The Story of the SkiErg
For CrossFitters, the Concept2 SkiErg is a household name. The cardio machine is in every box, in every competition, and — whether you love it or hate it — known as a great way to get a full-body workout.
But, rewind about 15 years, and this wasn’t the case. Before 2009, the Concept2 SkiErg didn’t exist.
The Creation of the SkiErg
“[The SkiErg] grew out of the fact that we were skiers,” said Judy Geer, Concept2 Founder and former Olympic rower. “Just like the rowing machine became handy in the winter, the SkiErg was perfect for the summer when you had no snow.”
Geer ties the first-ever version of the SkiErg back to 1981. It was very makeshift: A rower was hung on the wall so an athlete could pull down on the handles, like the motion of a SkiErg today.
- More serious prototypes started in the early 2000s, Trevor Braun, longtime Concept2 engineer, said, but the engineering team knew it would need more refining if it was going to be a product.
But around 2005, Geer’s daughter was recruited for a ski team and sprained her ankle. “She put a rowing machine on the wall and did a lot of intervals on that semi-SkiErg. That was a driving force [to create the SkiErg], realizing it was a great way to train when you couldn’t use your legs or be on the snow.”
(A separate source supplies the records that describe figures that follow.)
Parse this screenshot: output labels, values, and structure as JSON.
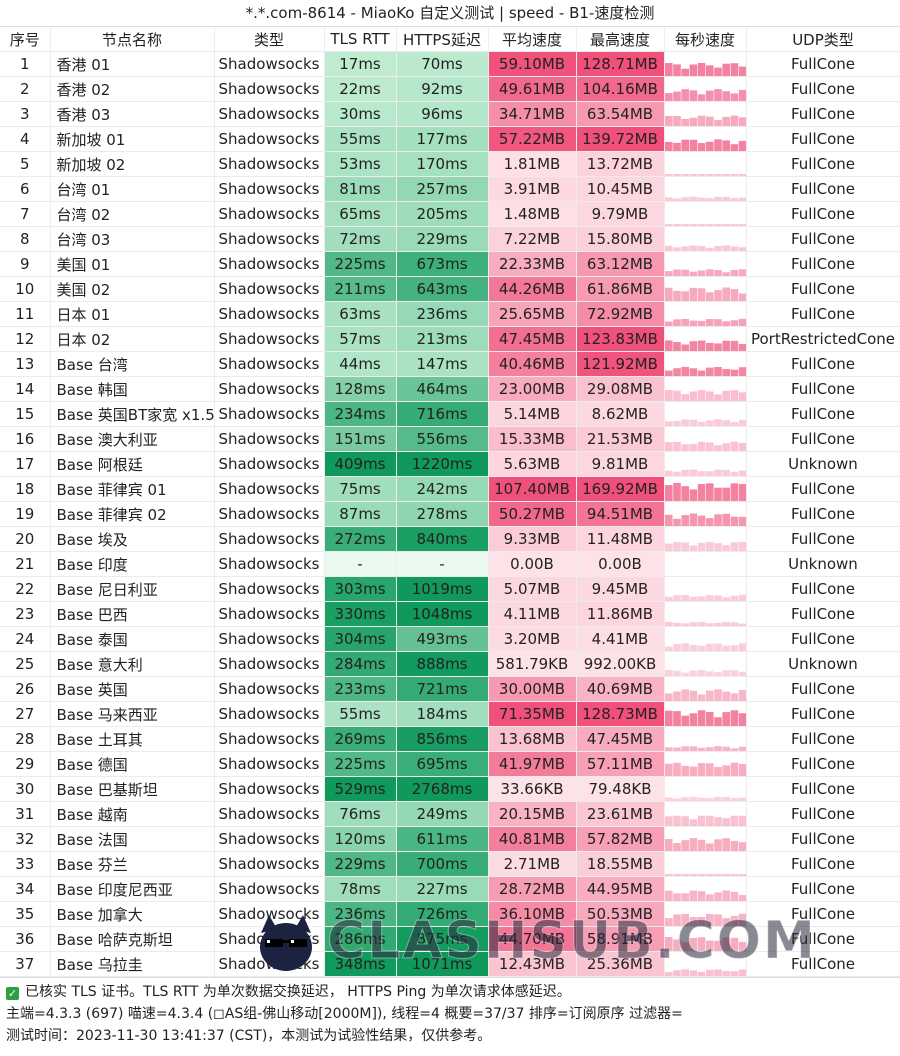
{
  "title": "*.*.com-8614 - MiaoKo 自定义测试 | speed - B1-速度检测",
  "headers": [
    "序号",
    "节点名称",
    "类型",
    "TLS RTT",
    "HTTPS延迟",
    "平均速度",
    "最高速度",
    "每秒速度",
    "UDP类型"
  ],
  "rows": [
    [
      "1",
      "香港 01",
      "Shadowsocks",
      "17ms",
      "70ms",
      "59.10MB",
      "128.71MB",
      "FullCone"
    ],
    [
      "2",
      "香港 02",
      "Shadowsocks",
      "22ms",
      "92ms",
      "49.61MB",
      "104.16MB",
      "FullCone"
    ],
    [
      "3",
      "香港 03",
      "Shadowsocks",
      "30ms",
      "96ms",
      "34.71MB",
      "63.54MB",
      "FullCone"
    ],
    [
      "4",
      "新加坡 01",
      "Shadowsocks",
      "55ms",
      "177ms",
      "57.22MB",
      "139.72MB",
      "FullCone"
    ],
    [
      "5",
      "新加坡 02",
      "Shadowsocks",
      "53ms",
      "170ms",
      "1.81MB",
      "13.72MB",
      "FullCone"
    ],
    [
      "6",
      "台湾 01",
      "Shadowsocks",
      "81ms",
      "257ms",
      "3.91MB",
      "10.45MB",
      "FullCone"
    ],
    [
      "7",
      "台湾 02",
      "Shadowsocks",
      "65ms",
      "205ms",
      "1.48MB",
      "9.79MB",
      "FullCone"
    ],
    [
      "8",
      "台湾 03",
      "Shadowsocks",
      "72ms",
      "229ms",
      "7.22MB",
      "15.80MB",
      "FullCone"
    ],
    [
      "9",
      "美国 01",
      "Shadowsocks",
      "225ms",
      "673ms",
      "22.33MB",
      "63.12MB",
      "FullCone"
    ],
    [
      "10",
      "美国 02",
      "Shadowsocks",
      "211ms",
      "643ms",
      "44.26MB",
      "61.86MB",
      "FullCone"
    ],
    [
      "11",
      "日本 01",
      "Shadowsocks",
      "63ms",
      "236ms",
      "25.65MB",
      "72.92MB",
      "FullCone"
    ],
    [
      "12",
      "日本 02",
      "Shadowsocks",
      "57ms",
      "213ms",
      "47.45MB",
      "123.83MB",
      "PortRestrictedCone"
    ],
    [
      "13",
      "Base 台湾",
      "Shadowsocks",
      "44ms",
      "147ms",
      "40.46MB",
      "121.92MB",
      "FullCone"
    ],
    [
      "14",
      "Base 韩国",
      "Shadowsocks",
      "128ms",
      "464ms",
      "23.00MB",
      "29.08MB",
      "FullCone"
    ],
    [
      "15",
      "Base 英国BT家宽 x1.5",
      "Shadowsocks",
      "234ms",
      "716ms",
      "5.14MB",
      "8.62MB",
      "FullCone"
    ],
    [
      "16",
      "Base 澳大利亚",
      "Shadowsocks",
      "151ms",
      "556ms",
      "15.33MB",
      "21.53MB",
      "FullCone"
    ],
    [
      "17",
      "Base 阿根廷",
      "Shadowsocks",
      "409ms",
      "1220ms",
      "5.63MB",
      "9.81MB",
      "Unknown"
    ],
    [
      "18",
      "Base 菲律宾 01",
      "Shadowsocks",
      "75ms",
      "242ms",
      "107.40MB",
      "169.92MB",
      "FullCone"
    ],
    [
      "19",
      "Base 菲律宾 02",
      "Shadowsocks",
      "87ms",
      "278ms",
      "50.27MB",
      "94.51MB",
      "FullCone"
    ],
    [
      "20",
      "Base 埃及",
      "Shadowsocks",
      "272ms",
      "840ms",
      "9.33MB",
      "11.48MB",
      "FullCone"
    ],
    [
      "21",
      "Base 印度",
      "Shadowsocks",
      "-",
      "-",
      "0.00B",
      "0.00B",
      "Unknown"
    ],
    [
      "22",
      "Base 尼日利亚",
      "Shadowsocks",
      "303ms",
      "1019ms",
      "5.07MB",
      "9.45MB",
      "FullCone"
    ],
    [
      "23",
      "Base 巴西",
      "Shadowsocks",
      "330ms",
      "1048ms",
      "4.11MB",
      "11.86MB",
      "FullCone"
    ],
    [
      "24",
      "Base 泰国",
      "Shadowsocks",
      "304ms",
      "493ms",
      "3.20MB",
      "4.41MB",
      "FullCone"
    ],
    [
      "25",
      "Base 意大利",
      "Shadowsocks",
      "284ms",
      "888ms",
      "581.79KB",
      "992.00KB",
      "Unknown"
    ],
    [
      "26",
      "Base 英国",
      "Shadowsocks",
      "233ms",
      "721ms",
      "30.00MB",
      "40.69MB",
      "FullCone"
    ],
    [
      "27",
      "Base 马来西亚",
      "Shadowsocks",
      "55ms",
      "184ms",
      "71.35MB",
      "128.73MB",
      "FullCone"
    ],
    [
      "28",
      "Base 土耳其",
      "Shadowsocks",
      "269ms",
      "856ms",
      "13.68MB",
      "47.45MB",
      "FullCone"
    ],
    [
      "29",
      "Base 德国",
      "Shadowsocks",
      "225ms",
      "695ms",
      "41.97MB",
      "57.11MB",
      "FullCone"
    ],
    [
      "30",
      "Base 巴基斯坦",
      "Shadowsocks",
      "529ms",
      "2768ms",
      "33.66KB",
      "79.48KB",
      "FullCone"
    ],
    [
      "31",
      "Base 越南",
      "Shadowsocks",
      "76ms",
      "249ms",
      "20.15MB",
      "23.61MB",
      "FullCone"
    ],
    [
      "32",
      "Base 法国",
      "Shadowsocks",
      "120ms",
      "611ms",
      "40.81MB",
      "57.82MB",
      "FullCone"
    ],
    [
      "33",
      "Base 芬兰",
      "Shadowsocks",
      "229ms",
      "700ms",
      "2.71MB",
      "18.55MB",
      "FullCone"
    ],
    [
      "34",
      "Base 印度尼西亚",
      "Shadowsocks",
      "78ms",
      "227ms",
      "28.72MB",
      "44.95MB",
      "FullCone"
    ],
    [
      "35",
      "Base 加拿大",
      "Shadowsocks",
      "236ms",
      "726ms",
      "36.10MB",
      "50.53MB",
      "FullCone"
    ],
    [
      "36",
      "Base 哈萨克斯坦",
      "Shadowsocks",
      "286ms",
      "875ms",
      "44.70MB",
      "58.91MB",
      "FullCone"
    ],
    [
      "37",
      "Base 乌拉圭",
      "Shadowsocks",
      "348ms",
      "1071ms",
      "12.43MB",
      "25.36MB",
      "FullCone"
    ]
  ],
  "footer": {
    "line1": "已核实 TLS 证书。TLS RTT 为单次数据交换延迟， HTTPS Ping 为单次请求体感延迟。",
    "line2": "主端=4.3.3 (697) 喵速=4.3.4 (◻AS组-佛山移动[2000M]), 线程=4 概要=37/37 排序=订阅原序 过滤器=",
    "line3": "测试时间：2023-11-30 13:41:37 (CST)，本测试为试验性结果，仅供参考。"
  },
  "watermark": "CLASHSUB.COM",
  "colors": {
    "green_light": "#c8f0d6",
    "green_dark": "#0f9a5c",
    "pink_light": "#fde3e8",
    "pink_dark": "#f0507a",
    "spark": "#f27a9a"
  }
}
“When you see the need for the product itself, and you’re going to use it yourself, that’s just like the best way to create a product,” Geer added. “The same thing happened with the rowing machine. It’s grown out of a need that you personally recognized, you’re going to use it, you’re going to train on it yourself, you’re not making something just to sell.”
- “We were going to sell it because we want to share it, but that’s an interesting thing about our products. They grow out of our own passion and recognized need,” Braun added.
From there, it was a mix of different prototypes and technology that got Concept2 to their first iteration of the SkiErg, SkiErg1, released to the public in 2009.
The Engineering Behind the Erg
A big step in taking the SkiErg1 from prototype to public was rope technology.
- “I’m not sure it would have been feasible to do something like the SkiErg the way it is now any earlier, with the ropes that were available in the 80s and 90s,” Braun explained.
- “In the 2000s, there was a new rope material that was available, and it allowed us to have a machine that could last a while. Customers weren’t going to be replacing the cords every two months.”
- “When we found that, we realized the [SkiErg] was something that could really work,” he added.
The first version of the SkiErg only allowed for double-poling in Nordic ski terms, which meant you had to pull both handles at once. The SkiErg2 allows for single poling, meaning you can use both hands independently.
The SkiErg and CrossFit
“It’s very rare that there is a new type of fitness equipment that comes along in the cardio market,” said David Hart, from Concept2. “You can look at something like indoor bikes and air bikes and see how they’ve evolved over time, but it’s pretty rare to invent a practically new category of equipment.”
Despite this, Geer says the adoption of the SkiErg was similar to the rower.
- “We invented them for rowers to train with, and the next thing we knew, it was just spreading. It was great exercise, it was full-body, and it had this great monitoring system.”
- “For CrossFit in particular,” she continued, “You really want to measure accurately and keep track of work and reps and how many calories. [The SkiErg] was a solution for that, just like the rower was.”
“Another reason why a lot of gyms like it,” Hart said, “[is that] you can put it flat against the wall, it takes up little space.” As a Concept2 machine, he added, it’s pretty unbreakable — another perk for gym owners.
- The SkiErg is also one of the few pieces of cardio equipment that requires little adaptation for athletes of all abilities. Athletes can use the machine single-arm, focus it on the upper body to adjust for any lower body issues, use it in a wheelchair, and modify the resistance to match their capacity.
- As Mathew Fraser, the Five-time Fittest Man on Earth said, “So thankful I have a SkiErg right now as I recover from ACL surgery. I’m still able to get a great workout in, even though I’m unable to stand during the workout.”
What’s next for Concept2?
“We’re always working on stuff,’ said Braun. ‘We took time during the pandemic to step back and work on refinements of products, and now we’ve stepped back into actively working on and looking into new products we might want to develop.”
Even if they are working on a new product, Hart emphasizes that it’s not sales that drive the Concept2 team, it’s what makes sense for the market and their team.
- “We try to incorporate improvements into our products all the time rather than come up with a ‘new’ model that people feel they need to buy every few years,” Braun said.
“It’s not out of ‘let’s make money,’” Jameson Halnon, who handles events and social media for the team, agrees. “It’s how do we solve this problem.”